Data Revision Shows More Cracks in Labor Market

Rates fall on nonfarm payrolls revision. The short end of the swap curve closed 4-6bps lower today after a downward revision to nonfarm payrolls extended this morning’s rate decline. Generally dovish FOMC minutes contributed as well ahead of Chair Powell’s press conference on Friday. The move extended yesterday’s price action, where rates fell 6-8bps across the curve. Fed Funds futures currently have 34bps of rate cuts priced in for September’s FOMC meeting, as a 25bp move is effectively locked in.

Nonfarm payrolls marked down by largest amount in over a decade. According to preliminary data from the Bureau of Labor Statistics, nonfarm payrolls will be revised lower by 818k for the year that ended March 2024 (~68k per month).
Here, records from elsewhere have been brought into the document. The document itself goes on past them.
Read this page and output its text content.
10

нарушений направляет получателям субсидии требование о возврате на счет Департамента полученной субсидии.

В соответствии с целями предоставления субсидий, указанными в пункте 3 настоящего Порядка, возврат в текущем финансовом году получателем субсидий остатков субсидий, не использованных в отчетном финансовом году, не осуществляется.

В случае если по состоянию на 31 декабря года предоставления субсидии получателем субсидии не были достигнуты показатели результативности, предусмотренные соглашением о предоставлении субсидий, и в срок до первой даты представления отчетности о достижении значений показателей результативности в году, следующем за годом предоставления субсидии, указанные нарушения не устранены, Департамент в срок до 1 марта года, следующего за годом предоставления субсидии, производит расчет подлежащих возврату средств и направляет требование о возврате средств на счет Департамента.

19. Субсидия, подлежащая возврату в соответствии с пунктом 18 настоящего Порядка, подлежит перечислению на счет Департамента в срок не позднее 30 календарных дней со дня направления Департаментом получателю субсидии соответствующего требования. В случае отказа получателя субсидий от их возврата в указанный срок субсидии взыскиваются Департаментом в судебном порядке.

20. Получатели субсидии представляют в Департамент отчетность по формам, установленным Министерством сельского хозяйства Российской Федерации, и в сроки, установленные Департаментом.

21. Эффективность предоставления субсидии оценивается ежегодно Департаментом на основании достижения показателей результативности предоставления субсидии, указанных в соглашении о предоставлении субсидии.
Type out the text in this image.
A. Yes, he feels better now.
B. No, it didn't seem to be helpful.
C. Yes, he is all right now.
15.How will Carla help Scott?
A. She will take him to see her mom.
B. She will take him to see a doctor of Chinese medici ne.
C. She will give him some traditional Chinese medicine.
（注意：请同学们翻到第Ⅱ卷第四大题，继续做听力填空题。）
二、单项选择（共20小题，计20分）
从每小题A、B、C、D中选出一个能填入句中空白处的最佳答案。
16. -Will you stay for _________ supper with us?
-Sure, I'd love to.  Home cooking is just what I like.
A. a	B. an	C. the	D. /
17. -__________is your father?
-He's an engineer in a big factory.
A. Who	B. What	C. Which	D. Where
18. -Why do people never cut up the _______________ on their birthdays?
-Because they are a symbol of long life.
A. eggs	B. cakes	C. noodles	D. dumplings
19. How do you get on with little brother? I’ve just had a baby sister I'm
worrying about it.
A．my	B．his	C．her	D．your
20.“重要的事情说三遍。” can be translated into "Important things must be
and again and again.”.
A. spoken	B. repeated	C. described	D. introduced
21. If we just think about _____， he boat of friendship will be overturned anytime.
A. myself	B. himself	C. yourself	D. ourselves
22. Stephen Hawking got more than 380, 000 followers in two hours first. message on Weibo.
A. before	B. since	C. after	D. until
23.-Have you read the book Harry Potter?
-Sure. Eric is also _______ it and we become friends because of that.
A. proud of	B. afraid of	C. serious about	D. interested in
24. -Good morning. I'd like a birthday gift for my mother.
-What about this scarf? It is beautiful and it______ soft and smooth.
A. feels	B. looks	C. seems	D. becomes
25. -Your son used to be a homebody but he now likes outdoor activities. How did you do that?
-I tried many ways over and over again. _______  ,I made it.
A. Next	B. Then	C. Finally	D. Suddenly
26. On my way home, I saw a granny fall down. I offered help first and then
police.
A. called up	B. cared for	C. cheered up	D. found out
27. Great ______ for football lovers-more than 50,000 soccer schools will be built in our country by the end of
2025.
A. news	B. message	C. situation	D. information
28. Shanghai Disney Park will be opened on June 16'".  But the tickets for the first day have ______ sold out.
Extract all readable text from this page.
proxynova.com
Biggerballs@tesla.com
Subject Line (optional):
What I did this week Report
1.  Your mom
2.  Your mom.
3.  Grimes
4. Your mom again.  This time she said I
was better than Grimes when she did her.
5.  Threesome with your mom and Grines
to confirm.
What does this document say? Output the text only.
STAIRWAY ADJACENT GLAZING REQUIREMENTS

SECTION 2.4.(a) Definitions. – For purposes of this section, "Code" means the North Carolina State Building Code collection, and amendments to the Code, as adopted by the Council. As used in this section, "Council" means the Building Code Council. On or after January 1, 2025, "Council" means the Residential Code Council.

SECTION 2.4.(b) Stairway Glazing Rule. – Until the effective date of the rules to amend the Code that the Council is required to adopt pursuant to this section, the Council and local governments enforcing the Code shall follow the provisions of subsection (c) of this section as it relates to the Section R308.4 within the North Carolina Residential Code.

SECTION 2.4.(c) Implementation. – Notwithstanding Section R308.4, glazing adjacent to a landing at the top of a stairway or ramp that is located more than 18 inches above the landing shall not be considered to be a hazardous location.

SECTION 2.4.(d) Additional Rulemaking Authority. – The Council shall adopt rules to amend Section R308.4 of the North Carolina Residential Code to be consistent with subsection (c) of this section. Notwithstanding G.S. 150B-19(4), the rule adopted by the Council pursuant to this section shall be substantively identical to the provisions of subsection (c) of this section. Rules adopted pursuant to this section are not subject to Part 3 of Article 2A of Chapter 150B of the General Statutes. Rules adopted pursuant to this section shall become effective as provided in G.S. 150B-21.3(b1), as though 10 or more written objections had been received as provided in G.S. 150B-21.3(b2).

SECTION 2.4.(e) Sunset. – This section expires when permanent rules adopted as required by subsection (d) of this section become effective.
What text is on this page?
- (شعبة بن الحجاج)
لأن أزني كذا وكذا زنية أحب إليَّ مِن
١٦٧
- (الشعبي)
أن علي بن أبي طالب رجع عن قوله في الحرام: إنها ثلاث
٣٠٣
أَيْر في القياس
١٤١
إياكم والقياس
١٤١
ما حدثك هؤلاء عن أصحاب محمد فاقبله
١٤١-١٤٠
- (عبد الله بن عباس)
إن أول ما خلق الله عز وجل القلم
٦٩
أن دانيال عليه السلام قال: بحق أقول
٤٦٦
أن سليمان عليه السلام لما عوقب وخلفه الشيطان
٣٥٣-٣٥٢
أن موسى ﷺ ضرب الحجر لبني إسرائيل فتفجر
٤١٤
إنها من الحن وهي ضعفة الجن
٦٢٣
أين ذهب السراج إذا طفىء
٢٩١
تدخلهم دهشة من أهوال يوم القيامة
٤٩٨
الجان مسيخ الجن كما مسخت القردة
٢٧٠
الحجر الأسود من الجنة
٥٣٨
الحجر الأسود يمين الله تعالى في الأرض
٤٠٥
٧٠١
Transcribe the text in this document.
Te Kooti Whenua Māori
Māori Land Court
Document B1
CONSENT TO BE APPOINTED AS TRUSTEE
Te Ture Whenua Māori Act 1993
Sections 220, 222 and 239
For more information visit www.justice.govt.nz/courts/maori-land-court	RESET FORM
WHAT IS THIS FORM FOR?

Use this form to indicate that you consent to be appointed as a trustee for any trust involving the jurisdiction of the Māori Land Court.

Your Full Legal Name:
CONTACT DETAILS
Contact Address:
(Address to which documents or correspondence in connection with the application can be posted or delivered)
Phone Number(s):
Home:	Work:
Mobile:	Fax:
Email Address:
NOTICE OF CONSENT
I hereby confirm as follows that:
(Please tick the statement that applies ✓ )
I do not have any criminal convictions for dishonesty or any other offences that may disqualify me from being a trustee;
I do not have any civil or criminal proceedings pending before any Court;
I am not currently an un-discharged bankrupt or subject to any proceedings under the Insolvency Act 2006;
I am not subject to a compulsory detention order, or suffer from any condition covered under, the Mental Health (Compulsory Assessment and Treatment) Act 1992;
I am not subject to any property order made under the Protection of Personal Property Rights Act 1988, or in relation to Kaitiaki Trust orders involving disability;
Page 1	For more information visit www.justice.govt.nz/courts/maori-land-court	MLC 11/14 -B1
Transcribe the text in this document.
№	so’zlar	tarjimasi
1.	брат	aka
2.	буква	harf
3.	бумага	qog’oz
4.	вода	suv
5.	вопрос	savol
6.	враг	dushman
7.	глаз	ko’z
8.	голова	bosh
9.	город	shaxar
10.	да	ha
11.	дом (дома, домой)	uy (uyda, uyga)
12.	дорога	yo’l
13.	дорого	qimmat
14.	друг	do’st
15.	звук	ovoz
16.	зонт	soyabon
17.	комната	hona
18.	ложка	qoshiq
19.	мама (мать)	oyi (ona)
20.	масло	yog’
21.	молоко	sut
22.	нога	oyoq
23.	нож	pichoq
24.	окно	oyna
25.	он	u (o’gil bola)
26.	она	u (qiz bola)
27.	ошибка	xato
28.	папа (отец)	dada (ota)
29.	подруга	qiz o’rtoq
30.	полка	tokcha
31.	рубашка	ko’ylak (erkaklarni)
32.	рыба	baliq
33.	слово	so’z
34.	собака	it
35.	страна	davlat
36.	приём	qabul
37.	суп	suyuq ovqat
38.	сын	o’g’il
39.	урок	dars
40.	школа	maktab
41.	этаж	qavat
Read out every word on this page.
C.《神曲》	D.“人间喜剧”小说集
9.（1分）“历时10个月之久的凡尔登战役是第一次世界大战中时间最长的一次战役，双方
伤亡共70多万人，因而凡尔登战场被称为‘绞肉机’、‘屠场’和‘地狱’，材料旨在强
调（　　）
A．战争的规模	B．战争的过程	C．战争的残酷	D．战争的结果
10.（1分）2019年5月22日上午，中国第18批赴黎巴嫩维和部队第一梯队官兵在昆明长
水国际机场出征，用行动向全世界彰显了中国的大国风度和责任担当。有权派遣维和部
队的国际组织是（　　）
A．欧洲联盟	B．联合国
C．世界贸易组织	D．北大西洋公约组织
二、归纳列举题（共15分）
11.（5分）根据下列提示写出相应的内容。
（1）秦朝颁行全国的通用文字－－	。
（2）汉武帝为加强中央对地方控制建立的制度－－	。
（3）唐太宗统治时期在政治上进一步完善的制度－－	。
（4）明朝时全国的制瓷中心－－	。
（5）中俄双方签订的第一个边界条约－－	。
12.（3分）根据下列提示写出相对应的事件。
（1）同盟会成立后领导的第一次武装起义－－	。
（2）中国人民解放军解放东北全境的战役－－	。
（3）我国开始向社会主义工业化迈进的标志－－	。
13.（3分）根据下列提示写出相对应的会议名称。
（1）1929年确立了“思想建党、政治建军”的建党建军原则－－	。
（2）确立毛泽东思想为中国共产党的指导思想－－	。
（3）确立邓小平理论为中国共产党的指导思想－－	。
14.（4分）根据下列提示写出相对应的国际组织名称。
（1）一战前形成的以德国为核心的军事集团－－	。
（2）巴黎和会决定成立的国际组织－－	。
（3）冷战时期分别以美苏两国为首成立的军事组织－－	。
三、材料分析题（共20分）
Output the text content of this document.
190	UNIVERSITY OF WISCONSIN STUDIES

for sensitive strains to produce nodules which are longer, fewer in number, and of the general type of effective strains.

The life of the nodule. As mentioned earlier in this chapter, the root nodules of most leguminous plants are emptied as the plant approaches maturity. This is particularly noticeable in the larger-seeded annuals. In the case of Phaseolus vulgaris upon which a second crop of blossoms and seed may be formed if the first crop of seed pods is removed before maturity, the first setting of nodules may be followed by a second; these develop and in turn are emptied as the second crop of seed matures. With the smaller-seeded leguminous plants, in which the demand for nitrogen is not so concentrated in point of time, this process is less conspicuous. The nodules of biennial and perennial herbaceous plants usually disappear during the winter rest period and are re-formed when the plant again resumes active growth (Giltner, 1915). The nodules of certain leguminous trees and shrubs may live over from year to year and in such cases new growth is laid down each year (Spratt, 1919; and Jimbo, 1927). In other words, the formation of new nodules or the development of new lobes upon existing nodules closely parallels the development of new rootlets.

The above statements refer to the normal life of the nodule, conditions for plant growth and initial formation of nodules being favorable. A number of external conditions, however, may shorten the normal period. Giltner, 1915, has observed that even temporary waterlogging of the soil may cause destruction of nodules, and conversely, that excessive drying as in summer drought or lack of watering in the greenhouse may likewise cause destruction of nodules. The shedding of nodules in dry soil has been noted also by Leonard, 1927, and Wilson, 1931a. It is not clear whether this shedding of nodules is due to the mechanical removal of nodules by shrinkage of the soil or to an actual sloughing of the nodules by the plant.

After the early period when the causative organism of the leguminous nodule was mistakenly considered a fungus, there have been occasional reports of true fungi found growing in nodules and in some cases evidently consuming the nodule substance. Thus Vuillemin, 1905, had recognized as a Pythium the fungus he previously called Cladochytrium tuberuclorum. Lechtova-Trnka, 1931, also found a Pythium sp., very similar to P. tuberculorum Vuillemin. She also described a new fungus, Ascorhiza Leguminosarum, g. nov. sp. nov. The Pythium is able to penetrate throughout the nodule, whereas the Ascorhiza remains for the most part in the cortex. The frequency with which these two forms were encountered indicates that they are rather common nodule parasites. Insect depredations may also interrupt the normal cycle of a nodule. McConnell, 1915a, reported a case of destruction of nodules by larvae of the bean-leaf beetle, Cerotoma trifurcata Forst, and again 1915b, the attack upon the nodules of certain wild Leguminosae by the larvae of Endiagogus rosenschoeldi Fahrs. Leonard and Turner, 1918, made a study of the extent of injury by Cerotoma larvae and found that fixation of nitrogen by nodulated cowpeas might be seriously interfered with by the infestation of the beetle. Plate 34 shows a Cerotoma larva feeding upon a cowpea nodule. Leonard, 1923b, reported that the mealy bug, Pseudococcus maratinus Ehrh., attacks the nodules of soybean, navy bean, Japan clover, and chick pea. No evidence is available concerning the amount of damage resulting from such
That is the highest downward revision since 2009 and yet another signal that the labor market is deteriorating. The revision is especially crucial after July labor figures showed rising unemployment (4.3%) and a slower pace of hiring (114k jobs added vs. 206k previously).

FOMC minutes support market expectations of a September rate cut. The July FOMC meeting minutes indicated that a rate cut is likely to occur in September. Though the Fed held rates steady in July, the minutes stated that “several” voters believed data provided “a plausible case for reducing the target range 25 bps” at that meeting, or “that they could have supported such a decision.” Looking ahead, the minutes also stated that the “vast majority” of voters think a rate cut would likely be appropriate at the next meeting if data continues to come in about as expected. The minutes also highlighted the Fed’s renewed focus on labor market risks, stating that some voters “noted the risk that a further gradual easing in labor market conditions could transition to a more serious deterioration.”